J’aime la manière dont Paul résume l’attente d’Abraham dans Romains 4, versets 18 à 22 :
« Espérant contre toute espérance, il crut, et devint ainsi le père d’un grand nombre de nations, selon ce qui lui avait été dit : Telle sera ta postérité. Et, sans faiblir dans la foi, il ne considéra point que son corps était déjà usé, puisqu’il avait près de cent ans, et que Sara n’était plus en état d’avoir des enfants. Il ne douta point, par incrédulité, au sujet de la promesse de Dieu ; mais il fut fortifié par la foi, donnant gloire à Dieu, et ayant la pleine conviction que ce qu’Il promet, Il peut aussi l’accomplir. C’est pourquoi cela lui fut imputé à justice. »

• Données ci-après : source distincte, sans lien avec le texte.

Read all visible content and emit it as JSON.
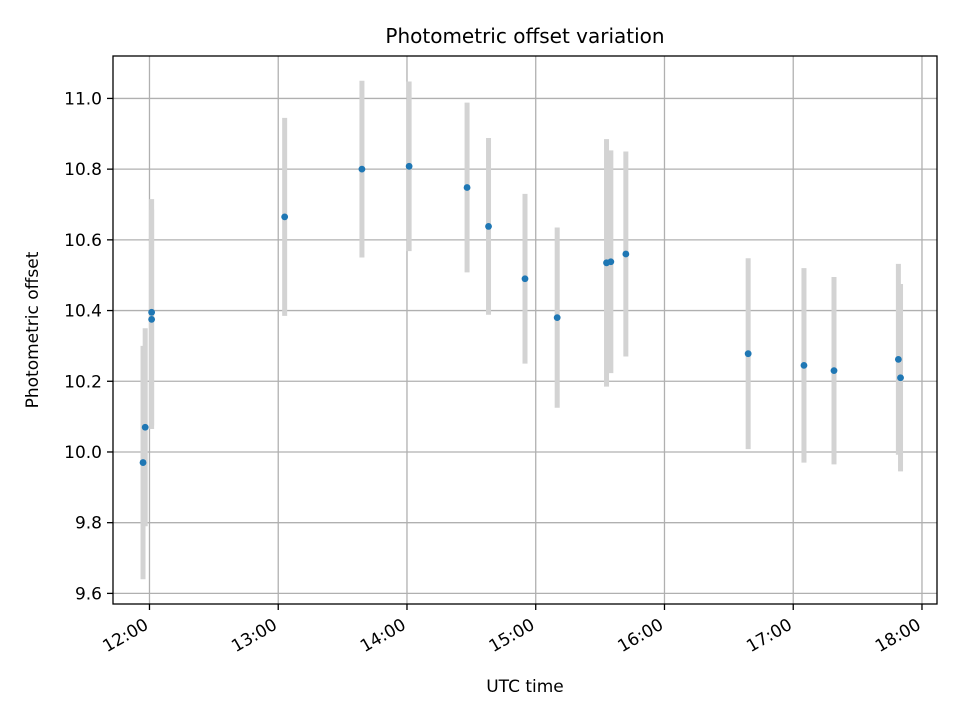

Attendre Dieu a valu le coût de la foi d’Abraham. Parce qu’il a cru, Abraham a reçu la promesse, et sa récompense continue de nous bénir aujourd’hui. Par son fils Isaac est né tout le peuple de Dieu, et, finalement, le Sauveur Jésus Lui-même.
Nous ne savons jamais jusqu’où les conséquences de notre foi peuvent aller. Notre héritage futur dépend des choix que nous faisons aujourd’hui : choisir l’attente de Dieu plutôt que nos inquiétudes. Au lieu de compter le coût, que Dieu nous aide aujourd’hui à compter la bénédiction de faire partie de Son plan. Ce n’est que dans l’éternité que nous comprendrons pleinement comment Dieu aura récompensé notre patience.
Attendre avec confiance
J’espère que cet aperçu de la vie d’Abraham t’a encouragée aujourd’hui à attendre avec patience. Pour ma part, me souvenir de la fidélité de Dieu envers lui a été une vraie bénédiction.
Alors que je continue, moi aussi, à attendre que le Seigneur agisse dans la vie de ma famille, je veux me rappeler ceci : la promesse faite aux enfants de Dieu vaut toujours l’attente. Celui qui fait la promesse est digne de confiance — toujours. Et même si l’investissement immédiat de mon attente peut sembler élevé, le fruit de ma fidélité vaudra toujours le prix.
Puissions-nous faire nôtres les paroles de David dans le Psaume 40 :
« J’avais mis en l’Éternel mon espérance ; et Il s’est incliné vers moi, Il a écouté mes cris.
Il m’a retiré de la fosse de destruction, du fond de la boue ; Il a dressé mes pieds sur le roc, Il a affermi mes pas.
Il a mis dans ma bouche un cantique nouveau, une louange à notre Dieu ; beaucoup l’ont vu, et ont eu de la crainte, et ils se sont confiés en l’Éternel.
Heureux l’homme qui place en l’Éternel sa confiance. »
Je prie que Dieu t’accorde les mêmes assurances alors que, ensemble, nous apprenons à attendre patiemment le Seigneur.